To design and build products and services, the involvement of marginalised groups is critical. How and who you hire is important here. As a Disability Confident Employer, we have a duty to revisit policy, our communications, the interviews we hold and the onboarding experience. We have a duty to listen to experiences, and understand preferences, needs and behaviours. We have always had neurodivergent managers and employees, but that doesn't automatically lead to harmony and cohesion. Partnerships and training with organisations and trusted advisors like (DISC, Rachel Morgan-Trimmer at Firebird and Toby Mildon) help us check our bias and privilege, or simply help where we are too close to our own organisational pains.

Embed experience in your work

Usability research, prototype testing and accessibility assessments HAVE to involve disabled and neurodivergent people.
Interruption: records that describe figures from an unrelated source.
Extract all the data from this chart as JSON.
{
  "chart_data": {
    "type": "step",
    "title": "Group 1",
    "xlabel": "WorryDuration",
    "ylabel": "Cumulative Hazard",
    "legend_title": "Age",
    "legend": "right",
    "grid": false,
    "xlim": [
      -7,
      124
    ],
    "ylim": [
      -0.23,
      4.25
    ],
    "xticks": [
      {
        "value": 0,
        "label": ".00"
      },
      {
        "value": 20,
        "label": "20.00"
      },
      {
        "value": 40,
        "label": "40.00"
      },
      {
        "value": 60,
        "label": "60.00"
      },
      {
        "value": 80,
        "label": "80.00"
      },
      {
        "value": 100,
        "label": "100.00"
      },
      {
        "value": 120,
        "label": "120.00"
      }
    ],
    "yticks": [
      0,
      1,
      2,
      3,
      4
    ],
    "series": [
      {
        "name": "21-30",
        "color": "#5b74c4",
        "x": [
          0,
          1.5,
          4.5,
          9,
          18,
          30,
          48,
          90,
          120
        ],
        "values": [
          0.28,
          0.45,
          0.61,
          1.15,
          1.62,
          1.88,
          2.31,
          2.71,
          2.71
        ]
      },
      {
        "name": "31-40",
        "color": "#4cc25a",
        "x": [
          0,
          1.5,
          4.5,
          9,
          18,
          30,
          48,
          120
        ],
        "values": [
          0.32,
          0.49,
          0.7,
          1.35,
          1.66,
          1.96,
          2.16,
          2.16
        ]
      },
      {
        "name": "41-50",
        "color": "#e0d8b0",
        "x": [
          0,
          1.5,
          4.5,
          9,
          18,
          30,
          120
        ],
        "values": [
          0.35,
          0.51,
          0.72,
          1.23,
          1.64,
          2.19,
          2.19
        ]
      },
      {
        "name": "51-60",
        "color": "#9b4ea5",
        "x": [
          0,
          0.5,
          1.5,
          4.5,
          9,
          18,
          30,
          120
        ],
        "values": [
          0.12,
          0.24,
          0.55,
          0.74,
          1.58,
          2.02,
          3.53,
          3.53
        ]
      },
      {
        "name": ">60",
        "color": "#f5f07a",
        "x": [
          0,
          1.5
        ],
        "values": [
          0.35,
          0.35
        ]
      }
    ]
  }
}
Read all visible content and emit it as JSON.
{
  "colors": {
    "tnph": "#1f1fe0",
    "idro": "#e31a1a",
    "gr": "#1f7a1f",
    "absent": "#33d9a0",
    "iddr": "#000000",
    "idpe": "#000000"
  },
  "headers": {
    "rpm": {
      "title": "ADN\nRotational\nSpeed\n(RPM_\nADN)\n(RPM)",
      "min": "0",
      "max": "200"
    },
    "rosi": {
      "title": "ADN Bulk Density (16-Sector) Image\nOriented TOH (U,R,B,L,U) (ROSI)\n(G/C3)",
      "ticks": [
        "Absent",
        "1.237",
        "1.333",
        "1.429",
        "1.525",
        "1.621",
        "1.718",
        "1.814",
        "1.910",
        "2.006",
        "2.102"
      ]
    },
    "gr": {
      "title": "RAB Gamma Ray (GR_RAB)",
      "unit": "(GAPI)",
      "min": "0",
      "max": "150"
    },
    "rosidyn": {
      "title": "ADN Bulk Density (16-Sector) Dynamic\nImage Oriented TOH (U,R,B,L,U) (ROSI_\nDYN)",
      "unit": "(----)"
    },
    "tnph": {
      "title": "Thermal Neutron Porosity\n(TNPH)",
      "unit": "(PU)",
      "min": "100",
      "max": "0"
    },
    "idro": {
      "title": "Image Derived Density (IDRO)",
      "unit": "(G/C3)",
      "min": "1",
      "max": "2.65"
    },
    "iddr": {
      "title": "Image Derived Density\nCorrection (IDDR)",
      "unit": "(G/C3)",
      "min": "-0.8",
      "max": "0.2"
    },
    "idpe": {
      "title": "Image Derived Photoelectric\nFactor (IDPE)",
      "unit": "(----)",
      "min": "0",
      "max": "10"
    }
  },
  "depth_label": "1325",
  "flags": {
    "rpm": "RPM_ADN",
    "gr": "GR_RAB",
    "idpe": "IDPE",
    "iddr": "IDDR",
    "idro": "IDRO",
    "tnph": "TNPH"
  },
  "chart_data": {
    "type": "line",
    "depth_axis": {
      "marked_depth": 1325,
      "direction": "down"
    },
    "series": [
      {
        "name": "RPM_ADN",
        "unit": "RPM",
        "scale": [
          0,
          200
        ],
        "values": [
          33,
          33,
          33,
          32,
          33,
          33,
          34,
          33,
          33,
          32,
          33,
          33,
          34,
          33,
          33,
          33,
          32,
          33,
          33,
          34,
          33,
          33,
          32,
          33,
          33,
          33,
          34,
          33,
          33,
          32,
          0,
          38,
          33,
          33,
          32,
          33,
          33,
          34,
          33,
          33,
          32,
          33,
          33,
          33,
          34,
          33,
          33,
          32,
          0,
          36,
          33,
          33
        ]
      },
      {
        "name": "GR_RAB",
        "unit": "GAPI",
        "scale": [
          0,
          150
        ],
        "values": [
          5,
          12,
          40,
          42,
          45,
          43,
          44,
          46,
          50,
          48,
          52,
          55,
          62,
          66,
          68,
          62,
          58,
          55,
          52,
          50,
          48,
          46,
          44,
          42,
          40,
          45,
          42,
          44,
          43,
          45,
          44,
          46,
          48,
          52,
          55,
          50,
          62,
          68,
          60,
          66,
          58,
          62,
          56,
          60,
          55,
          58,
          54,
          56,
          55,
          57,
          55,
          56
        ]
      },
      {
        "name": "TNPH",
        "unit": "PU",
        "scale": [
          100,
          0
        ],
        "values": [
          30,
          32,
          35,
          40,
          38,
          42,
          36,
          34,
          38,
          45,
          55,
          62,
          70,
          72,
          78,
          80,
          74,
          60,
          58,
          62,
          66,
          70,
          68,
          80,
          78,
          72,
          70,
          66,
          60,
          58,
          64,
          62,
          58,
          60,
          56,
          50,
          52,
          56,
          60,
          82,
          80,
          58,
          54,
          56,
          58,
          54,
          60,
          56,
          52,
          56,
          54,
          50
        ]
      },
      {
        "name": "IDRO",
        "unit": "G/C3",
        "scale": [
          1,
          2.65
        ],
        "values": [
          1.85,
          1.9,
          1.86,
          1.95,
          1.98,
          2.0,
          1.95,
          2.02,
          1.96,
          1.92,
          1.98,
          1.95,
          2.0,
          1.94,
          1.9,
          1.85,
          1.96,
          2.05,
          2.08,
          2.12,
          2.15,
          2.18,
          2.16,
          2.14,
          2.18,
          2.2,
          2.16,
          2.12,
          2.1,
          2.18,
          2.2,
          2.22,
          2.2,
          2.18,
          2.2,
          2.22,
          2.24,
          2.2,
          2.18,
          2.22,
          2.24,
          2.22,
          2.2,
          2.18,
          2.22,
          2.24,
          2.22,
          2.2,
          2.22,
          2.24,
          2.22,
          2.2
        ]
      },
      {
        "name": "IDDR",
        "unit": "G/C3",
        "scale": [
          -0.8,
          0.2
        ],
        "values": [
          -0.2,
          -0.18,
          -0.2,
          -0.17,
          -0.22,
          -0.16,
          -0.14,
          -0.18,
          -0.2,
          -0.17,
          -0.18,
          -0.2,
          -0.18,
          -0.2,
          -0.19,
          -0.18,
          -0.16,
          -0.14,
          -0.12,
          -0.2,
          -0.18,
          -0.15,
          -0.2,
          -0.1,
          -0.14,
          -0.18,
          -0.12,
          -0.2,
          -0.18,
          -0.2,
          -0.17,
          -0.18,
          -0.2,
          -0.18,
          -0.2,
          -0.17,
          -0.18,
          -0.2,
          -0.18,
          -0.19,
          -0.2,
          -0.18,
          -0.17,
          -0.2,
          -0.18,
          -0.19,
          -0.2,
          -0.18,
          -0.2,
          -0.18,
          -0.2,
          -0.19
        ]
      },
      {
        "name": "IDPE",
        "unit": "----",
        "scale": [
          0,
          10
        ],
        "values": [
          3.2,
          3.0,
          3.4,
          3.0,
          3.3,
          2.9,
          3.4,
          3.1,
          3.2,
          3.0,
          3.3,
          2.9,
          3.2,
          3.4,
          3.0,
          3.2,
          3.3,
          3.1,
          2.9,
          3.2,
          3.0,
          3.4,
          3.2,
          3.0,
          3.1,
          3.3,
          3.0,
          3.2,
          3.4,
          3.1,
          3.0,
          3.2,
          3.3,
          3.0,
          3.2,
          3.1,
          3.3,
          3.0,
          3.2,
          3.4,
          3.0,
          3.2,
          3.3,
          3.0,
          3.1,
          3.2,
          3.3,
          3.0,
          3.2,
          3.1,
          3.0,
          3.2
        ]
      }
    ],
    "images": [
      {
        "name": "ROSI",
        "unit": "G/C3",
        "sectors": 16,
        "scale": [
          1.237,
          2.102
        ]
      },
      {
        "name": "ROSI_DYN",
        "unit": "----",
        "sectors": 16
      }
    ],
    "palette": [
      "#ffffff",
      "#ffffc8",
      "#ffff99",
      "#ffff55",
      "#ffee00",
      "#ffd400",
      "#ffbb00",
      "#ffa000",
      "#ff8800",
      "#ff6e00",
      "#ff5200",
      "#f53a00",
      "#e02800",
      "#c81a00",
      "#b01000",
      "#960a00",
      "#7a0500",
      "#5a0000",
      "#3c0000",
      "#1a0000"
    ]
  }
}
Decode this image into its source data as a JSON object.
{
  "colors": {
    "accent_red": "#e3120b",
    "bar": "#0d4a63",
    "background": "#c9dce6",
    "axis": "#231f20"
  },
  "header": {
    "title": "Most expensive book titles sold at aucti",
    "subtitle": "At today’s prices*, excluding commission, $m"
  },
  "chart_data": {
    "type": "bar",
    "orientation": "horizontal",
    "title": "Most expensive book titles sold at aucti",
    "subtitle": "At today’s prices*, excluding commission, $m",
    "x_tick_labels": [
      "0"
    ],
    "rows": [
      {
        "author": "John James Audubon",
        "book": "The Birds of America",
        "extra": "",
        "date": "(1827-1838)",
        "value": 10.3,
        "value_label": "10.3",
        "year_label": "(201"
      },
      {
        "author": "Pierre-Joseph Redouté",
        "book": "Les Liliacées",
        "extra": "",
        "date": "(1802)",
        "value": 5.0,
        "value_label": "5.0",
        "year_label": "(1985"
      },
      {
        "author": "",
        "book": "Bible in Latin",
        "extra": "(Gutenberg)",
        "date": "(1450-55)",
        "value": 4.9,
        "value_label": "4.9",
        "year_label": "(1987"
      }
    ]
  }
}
Too many times we have seen customers miss this opportunity, for reasons of cost, perceived complexity or fear of being found out. Centre the needs and experiences of disabled and neurodivergent people in your design process and you will build a better thing for everyone. Minimimum viable inclusion needs to get in the bin. Compliance shouldn't be your North Star.

If we treat it as an anti-pattern, we are effectively saying "ignore the experience of 20% of your potential audience so you can get to market quicker".

Make spaces welcoming, use clear signage, send stuff in advance, use PEEPs, video your office. This was a brilliant resource shared by KA McKercher on Access Guides. It is one of many, simple and impactful tools people can adopt: making an access guide | KA McKercher

In conclusion, we are just getting started

Estimates suggest that neurodivergent people make up around 15% of the UK population. Disabled people and their families also represent a huge amount of economic influence, known as the Purple Pound, which equated to £446 billion purchasing potential in 2025. If we aren't including these people in our cultures, teams, ways of working, and when we design products and services, that's a huge section of our society we're excluding. If we are training AI and agents on data that misses their experience, we are effectively erasing them.

Ultimately though, when we talk about this data, what we are really talking about is people, friends, customers, colleagues and communities. True inclusion is about listening, being intersectional, and understanding that meeting people's different, sometimes even conflicting, needs is often a messy, incomplete and ongoing journey. But that journey has to start with representation, a willingness to learn, and being honest and transparent about mistakes and moments where we might have missed the mark.

We are learning, every day, not just this week.